R.- El instinto no se pierde. Son animales salvajes, pero les restan parte de la fortaleza que les daría su lado feroz. Hay una expresión que se usa mucho: “Se les rompe el alma”. Es como si a una persona con capacidad para hablar, lo primero que se le hace es dejarla muda, se le impide hablar y luego se le impide ver. Se les despoja de su lenguaje y de sus posibilidades de defensa.

P.- ¿Ha habido rescates de extrema dificultad?

R.- Ha habido rescates muy difíciles. Hace poco un circo abandonó a tres leones en Elche. Los dejaron en un carromato que no tenía ninguna medida de seguridad. Uno de los laterales era un panel de madera. Hubo mucho peligro durante ese rescate. Otras veces, es realmente complicado autentificar que el animal tiene una procedencia ilegal. Cualquier rescate de una especie salvaje está repleto de dificultades, tanto por el manejo de la bestia como por los aspectos burocráticos.

P.- Según el artículo 337 del Código Penal, los domadores que maltratan a los animales pueden ser castigados con pena de cárcel o inhabilitación de su oficio. ¿Se aplica la ley?

R.- En primer lugar, esos animales sufren maltrato sin ninguna justificación. Segundo, son utilizados en un espectáculo público, que también con las nuevas normativas poco a poco van a ir prohibiéndolo. Y en tercer lugar, las personas que se dedican al circo suelen ser insolventes y aunque tú intentes sancionarlas es difícil localizarlas. No tienen domicilio fijo ni tienen cuentas bancarias. No tienen nada a su nombre. Así que todas las multas y sanciones, que muchas acaban siendo económicas, se quedan sin que nadie las pague.

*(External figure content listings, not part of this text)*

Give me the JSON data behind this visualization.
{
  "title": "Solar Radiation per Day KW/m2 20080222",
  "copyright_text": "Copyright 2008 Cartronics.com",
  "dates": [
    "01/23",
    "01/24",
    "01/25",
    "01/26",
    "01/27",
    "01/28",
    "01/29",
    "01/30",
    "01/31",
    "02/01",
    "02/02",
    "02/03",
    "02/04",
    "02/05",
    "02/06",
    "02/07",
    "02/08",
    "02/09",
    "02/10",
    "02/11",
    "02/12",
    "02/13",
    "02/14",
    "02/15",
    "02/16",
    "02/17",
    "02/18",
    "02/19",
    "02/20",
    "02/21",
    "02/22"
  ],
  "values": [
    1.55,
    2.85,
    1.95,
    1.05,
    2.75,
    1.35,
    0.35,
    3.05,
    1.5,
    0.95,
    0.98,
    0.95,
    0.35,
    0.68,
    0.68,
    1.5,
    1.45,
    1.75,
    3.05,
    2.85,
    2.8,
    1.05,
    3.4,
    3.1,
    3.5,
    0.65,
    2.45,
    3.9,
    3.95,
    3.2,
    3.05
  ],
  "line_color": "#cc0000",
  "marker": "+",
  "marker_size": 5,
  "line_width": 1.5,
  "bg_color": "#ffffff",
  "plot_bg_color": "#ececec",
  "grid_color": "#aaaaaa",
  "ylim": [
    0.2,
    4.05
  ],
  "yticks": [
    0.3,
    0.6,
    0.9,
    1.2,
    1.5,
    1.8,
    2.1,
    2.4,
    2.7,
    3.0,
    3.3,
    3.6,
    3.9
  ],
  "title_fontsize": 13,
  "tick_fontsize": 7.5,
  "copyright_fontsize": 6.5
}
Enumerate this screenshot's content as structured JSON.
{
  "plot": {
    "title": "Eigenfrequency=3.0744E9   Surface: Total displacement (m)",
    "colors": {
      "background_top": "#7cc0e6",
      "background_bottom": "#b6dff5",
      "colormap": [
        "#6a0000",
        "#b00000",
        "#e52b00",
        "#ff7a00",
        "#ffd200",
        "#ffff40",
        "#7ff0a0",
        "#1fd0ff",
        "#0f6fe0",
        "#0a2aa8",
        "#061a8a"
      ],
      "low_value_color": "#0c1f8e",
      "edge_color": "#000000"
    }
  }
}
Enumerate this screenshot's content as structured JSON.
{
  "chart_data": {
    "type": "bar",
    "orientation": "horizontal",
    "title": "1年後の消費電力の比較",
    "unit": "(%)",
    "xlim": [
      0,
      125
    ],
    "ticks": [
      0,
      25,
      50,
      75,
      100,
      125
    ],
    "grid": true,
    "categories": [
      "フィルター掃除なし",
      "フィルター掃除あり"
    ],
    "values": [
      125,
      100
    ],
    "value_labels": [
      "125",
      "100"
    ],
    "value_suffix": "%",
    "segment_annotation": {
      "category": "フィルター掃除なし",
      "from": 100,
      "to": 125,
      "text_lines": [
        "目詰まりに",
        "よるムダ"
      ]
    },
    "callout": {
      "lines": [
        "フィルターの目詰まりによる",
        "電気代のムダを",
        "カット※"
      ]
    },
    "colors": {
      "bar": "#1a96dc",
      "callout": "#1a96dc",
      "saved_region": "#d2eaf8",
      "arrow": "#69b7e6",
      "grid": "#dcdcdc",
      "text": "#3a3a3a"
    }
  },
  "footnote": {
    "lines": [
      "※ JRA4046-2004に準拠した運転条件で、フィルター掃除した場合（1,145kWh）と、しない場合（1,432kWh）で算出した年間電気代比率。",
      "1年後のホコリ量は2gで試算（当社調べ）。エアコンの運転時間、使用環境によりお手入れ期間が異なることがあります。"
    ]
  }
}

P.- ¿Cree que los circos, a pesar de las nuevas mociones aprobadas en diferentes localidades de la provincia de Alicante que prohíben el uso de animales, seguirán empleándolos o buscarán alternativas?

R.- Espero que el próximo año no entre ningún circo con animales en la provincia de Alicante. Lo que me preocupa es que en otros lugares no avancen igual.  Nadie puede imaginarse el estrés y el maltrato que sufren los animales en los circos. En el ámbito nacional, los circos dejarán de actuar poco a poco y se irán a otros países donde se autoricen esos espectáculos. La mayoría de circos tienen su sede social en Qatar y, por eso, son tan difíciles de sancionar. Es importante que no puedan actuar con ellos y mucho más que no puedan ser trasladados en las condiciones que lo hacen. Los circos se están transformando. De hecho, El Circo del Arte, El Circo del Sol, El Circo de la Luz y El Circo del Horror son nuevas propuestas más artísticas y sin animales. Estos cambios no son nuevos porque hasta el siglo XVIII los circos iban sin animales. Dicho de otra forma: hay que volver al origen del circo.